Legacy Analysis (v2/v3 -- Stata)¶
| Software | Version | Purpose |
|---|---|---|
| Stata/SE | 17+ | Statistical computing |
reghdfe |
latest | High-dimensional fixed effects |
ftools |
latest | Fast Stata tools |
Manuscript¶
| Software | Version | Purpose |
|---|---|---|
| LaTeX | TeX Live 2024+ | Document typesetting |
elsarticle |
latest | Journal document class |
chicago |
latest | Bibliography style |
Data Sources¶
Primary Dataset¶
BEC-G65-WORK1.parquet
- Source: Bolsa Eletronica de Compras (BEC), Sao Paulo state electronic procurement platform
- Format: Apache Parquet (~125 MB)
- Observations: 479,330 bids
- Variables: 180 columns
- Coverage: All bids for BEC Group 65 (medical, dental, and hospital supplies), January 2009 -- December 2019
- Unit: Bid level (firm x item x procurement event)
Data Access
The BEC procurement data is publicly available through the Sao Paulo state transparency portal.

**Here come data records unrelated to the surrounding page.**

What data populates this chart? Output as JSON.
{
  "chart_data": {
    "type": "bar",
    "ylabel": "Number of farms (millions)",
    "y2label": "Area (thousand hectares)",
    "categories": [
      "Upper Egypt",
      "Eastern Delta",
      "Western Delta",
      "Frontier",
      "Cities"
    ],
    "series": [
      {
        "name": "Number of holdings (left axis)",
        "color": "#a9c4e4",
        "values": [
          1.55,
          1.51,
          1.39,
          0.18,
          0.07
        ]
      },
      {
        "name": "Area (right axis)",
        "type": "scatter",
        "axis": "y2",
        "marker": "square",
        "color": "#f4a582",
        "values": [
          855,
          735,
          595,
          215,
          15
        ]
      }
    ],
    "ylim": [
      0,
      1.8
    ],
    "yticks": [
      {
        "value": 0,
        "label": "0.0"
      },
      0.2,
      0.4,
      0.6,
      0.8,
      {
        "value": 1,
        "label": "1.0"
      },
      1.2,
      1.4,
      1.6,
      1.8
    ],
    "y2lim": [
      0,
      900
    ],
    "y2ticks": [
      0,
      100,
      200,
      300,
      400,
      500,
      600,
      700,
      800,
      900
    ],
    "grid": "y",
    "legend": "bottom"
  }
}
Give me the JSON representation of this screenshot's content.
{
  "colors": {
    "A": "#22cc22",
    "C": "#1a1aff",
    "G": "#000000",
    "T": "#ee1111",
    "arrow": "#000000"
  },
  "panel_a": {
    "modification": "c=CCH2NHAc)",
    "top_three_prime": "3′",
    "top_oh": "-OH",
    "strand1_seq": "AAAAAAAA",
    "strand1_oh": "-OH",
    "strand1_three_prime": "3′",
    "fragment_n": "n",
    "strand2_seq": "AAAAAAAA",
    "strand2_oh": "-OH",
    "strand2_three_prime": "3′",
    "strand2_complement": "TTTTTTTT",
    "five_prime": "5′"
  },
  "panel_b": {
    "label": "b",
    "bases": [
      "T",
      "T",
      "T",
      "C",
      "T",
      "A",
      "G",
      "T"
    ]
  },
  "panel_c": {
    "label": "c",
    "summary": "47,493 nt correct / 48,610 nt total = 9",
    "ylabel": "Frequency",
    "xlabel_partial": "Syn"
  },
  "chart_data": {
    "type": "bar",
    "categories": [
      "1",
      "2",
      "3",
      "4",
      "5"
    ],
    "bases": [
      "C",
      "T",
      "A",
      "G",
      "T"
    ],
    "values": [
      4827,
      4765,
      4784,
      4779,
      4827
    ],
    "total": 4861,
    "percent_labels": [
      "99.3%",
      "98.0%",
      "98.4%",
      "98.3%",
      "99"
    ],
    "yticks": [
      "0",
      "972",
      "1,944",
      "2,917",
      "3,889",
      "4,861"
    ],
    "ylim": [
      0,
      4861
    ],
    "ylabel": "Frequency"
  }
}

The processed dataset used in the analysis is included in the replication package.
Key Variables¶
| Variable | Description |
|---|---|
purchase_type |
0 = Ordinary, 1 = Administrative, 2 = Litigated |
bid_price_ref |
Reference price (maximum the government will pay), in BRL |
bid_price |
Negotiated (final) bid price, in BRL |
bid_qty |
Quantity demanded in tender notice |
n_firms_bids |
Number of distinct firms submitting bids |
po_item_winner |
Tender success indicator (1 = successful purchase) |
item_id |
Product identifier (used for item FE) |
pbu_code |
Public buyer unit code (used for PBU FE and clustering) |
year_n |
Year (used for time FE) |
A full data dictionary is available in the replication package (DATA_DICTIONARY.md).
Running the Analysis¶
Quick Start (v4 -- R)¶
# 1. Clone the repository and navigate to the project
cd paper1-bitter-pills
# 2. Run the full v4 pipeline (~5 minutes on 16 cores)
Rscript v4/run_all.R
This single command executes all analysis scripts in sequence:
00_prepare_data.R-- Load and prepare the dataset (cached at/tmp/v4_prepared.rds)01_desc_stats.R-- Descriptive statistics02_balance_table.R-- Balance table for urgent subsample03_main_regressions.R-- Main regression tables (4 FE specs x 3 clustering variants)04_heterogeneity.R-- Heterogeneous effects analysis05_fiscal_costs.R-- Fiscal cost estimates06_robustness.R-- Robustness checks (120+ regressions)07_graphs.R-- Generate all figures08_pub_tables.R-- Publication-ready LaTeX tables09_pub_figures.R-- Publication-ready PDF figures
Running Individual Scripts¶
# Must run data preparation first
Rscript v4/analysis/00_prepare_data.R
# Then any individual analysis script
Rscript v4/analysis/03_main_regressions.R
Rscript v4/analysis/07_graphs.R
Legacy Analysis (Stata)¶
# Install required Stata packages
stata-se -b -q do v2/analysis/install_packages.do
# Run the v3 pipeline
bash v3/analysis/run_all.sh
Output Files¶
Tables¶
| Directory | Format | Count | Description |
|---|---|---|---|
v4/pub/tables/ |
LaTeX (.tex) | 17 | Publication-ready tables (booktabs + threeparttable) |
v4/manuscript/ |
LaTeX (.tex) | 59 | Full regression tables (tabularray format) |
v4/results/ |
HTML (.html) | 59 | Browser-viewable tables |
Figures¶
| Directory | Format | Count | Description |
|---|---|---|---|
v4/pub/figures/ |
8 | Publication-ready figures (grayscale, 6.5 x 4 in) | |
v4/graphs/ |
8 | Color figures for presentations |
Manuscript¶
# Compile the manuscript
cd v5/manuscript/paper
pdflatex -interaction=nonstopmode main.tex
bibtex main
pdflatex main.tex
pdflatex main.tex
Computational Environment¶
The analysis was developed and tested on the following system:
| Component | Specification |
|---|---|
| OS | Ubuntu 24.04 (WSL2 on Windows) |
| CPU | 16 cores |
| RAM | 15 GB |
| R | 4.5 |
| fixest | Uses OpenMP for parallel estimation (16 threads) |
Runtime
The full v4 pipeline (run_all.R) takes approximately 5 minutes on the reference system. The most time-intensive step is the robustness analysis (06_robustness.R), which estimates 120+ regressions across three winsorization levels.